My team sometimes decorates homes we had no part in renovating. As I do the early walk-around, taking notes, it always stings to spy a sconce in the middle of a run of wall. It's no sillier than laying a place setting dead-centre of a table. The sconce achieves no gain in light coverage or ambiance while disabling the display of a large painting or series of prints.

If you insist on sconces, put two on a long wall – one at each end, with ample room between. I prefer to keep the wall clear, however. Adjustable recessed lighting in the ceiling adjacent will illuminate the space while cross-lighting and featuring your artwork.

Don't play fixtures against each.

It's often the kitchen where you'll want a number of suspended lighting fixtures – two pendants above the island, say, and one over the dining table. Next comes the crucial decision: Who's the star? And who's singing backup?

One home we're now working on has two stars. The kitchen gives onto the family and dining rooms, and over the large ebony island hang two antique crystal chandeliers. With those imposing dual focal points, the room's other lights must take a knee. Above the dining table is a good example: a long, rectangular linen shade, well proportioned but visually quiet.
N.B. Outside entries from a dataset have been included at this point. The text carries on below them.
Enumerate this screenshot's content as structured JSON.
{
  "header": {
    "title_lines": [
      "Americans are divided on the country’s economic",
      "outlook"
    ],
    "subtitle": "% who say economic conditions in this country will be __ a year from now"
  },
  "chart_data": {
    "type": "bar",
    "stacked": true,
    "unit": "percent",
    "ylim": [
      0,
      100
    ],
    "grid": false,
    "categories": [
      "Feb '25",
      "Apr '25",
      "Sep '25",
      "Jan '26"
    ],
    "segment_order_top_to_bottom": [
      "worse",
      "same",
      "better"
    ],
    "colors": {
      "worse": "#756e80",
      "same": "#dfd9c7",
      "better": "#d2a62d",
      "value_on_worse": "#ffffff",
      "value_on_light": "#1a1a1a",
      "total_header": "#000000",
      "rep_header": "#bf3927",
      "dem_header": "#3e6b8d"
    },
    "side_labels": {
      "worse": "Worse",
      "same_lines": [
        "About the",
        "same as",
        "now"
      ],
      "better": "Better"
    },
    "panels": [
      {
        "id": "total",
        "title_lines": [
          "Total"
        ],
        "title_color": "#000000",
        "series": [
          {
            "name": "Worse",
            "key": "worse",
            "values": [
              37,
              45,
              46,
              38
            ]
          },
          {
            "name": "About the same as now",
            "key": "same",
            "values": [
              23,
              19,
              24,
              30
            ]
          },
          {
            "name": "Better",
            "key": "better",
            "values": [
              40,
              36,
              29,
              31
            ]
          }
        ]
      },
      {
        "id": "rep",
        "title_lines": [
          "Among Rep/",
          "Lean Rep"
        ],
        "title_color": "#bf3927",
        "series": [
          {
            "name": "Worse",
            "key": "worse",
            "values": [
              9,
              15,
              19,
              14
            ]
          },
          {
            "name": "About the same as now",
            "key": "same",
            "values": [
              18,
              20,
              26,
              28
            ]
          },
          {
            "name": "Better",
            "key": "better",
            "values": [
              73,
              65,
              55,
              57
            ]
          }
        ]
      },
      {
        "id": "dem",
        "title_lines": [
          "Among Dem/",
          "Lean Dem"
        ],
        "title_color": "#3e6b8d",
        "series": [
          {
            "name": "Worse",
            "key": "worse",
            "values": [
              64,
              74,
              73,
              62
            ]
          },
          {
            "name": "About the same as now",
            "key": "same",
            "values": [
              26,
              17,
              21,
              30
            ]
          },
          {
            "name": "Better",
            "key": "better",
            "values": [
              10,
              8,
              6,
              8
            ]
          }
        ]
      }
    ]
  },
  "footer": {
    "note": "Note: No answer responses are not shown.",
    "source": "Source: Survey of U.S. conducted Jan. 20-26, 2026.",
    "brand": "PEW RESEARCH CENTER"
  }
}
Its tasks are deference and gentle ambiance, and it acquits them both.

Delete "cabinet valance" from your lexicon.

All kitchens need under-cabinet lighting – you have to be able to see the food you're preparing. But pay heed: a special circle of hell awaits those who install valances above counters. Although the decorative boxes are intended to conceal cheap fluorescents, they're almost always uglier than the raw fixtures. Valances are the speediest way to kill the elegance of a new kitchen.

Instead, spend one measure more on decent puck lights. Thin and pleasantly puckish, they come in a variety of finishes. Install them on the bottom of the upper cabinets. Or go a step further – desirable but more expensive – and buy pucks that recess into the cabinets.

Disown the bath bars.

Oh, you metal bars with the three frosted glass cones, sitting unrepentant above the bathroom vanity. You're welcome here no longer. My grudge isn't that the fixtures are cheap – many are expensive – it's that they add another busy, organic form to a room already jammed with such detail (tub, tub filler, toilet, sink, and faucets).

A bathroom should feel quiet, and bath bars talk at the top of their voice about nothing interesting. A good alternative is to mount simple sconces at each end of the mirror. A better one is to backlight the mirror itself. In reducing visual clamour, you invite sophistication.

Forget not the table lamp.

People get emotionally invested in their chandeliers and architectural lighting, and rightly so; they are the prima donnas of a lighting scheme; they sell the tickets. But smaller players like table and standing lamps play a crucially important role. Faces are what humans understand first and best. And in areas where people sit and socialize, the lamps light the faces.

As anyone who's studied herself in a Winners fitting room knows, an overhead light illuminates the forehead, casting shadows over the eyes and fostering a feeling of unease. At home, cast some light from the lower places. A failsafe formula for the living room: two table lamps of the same height opposite a standing lamp. In a rough triangle they flood the space with warmth and intimacy.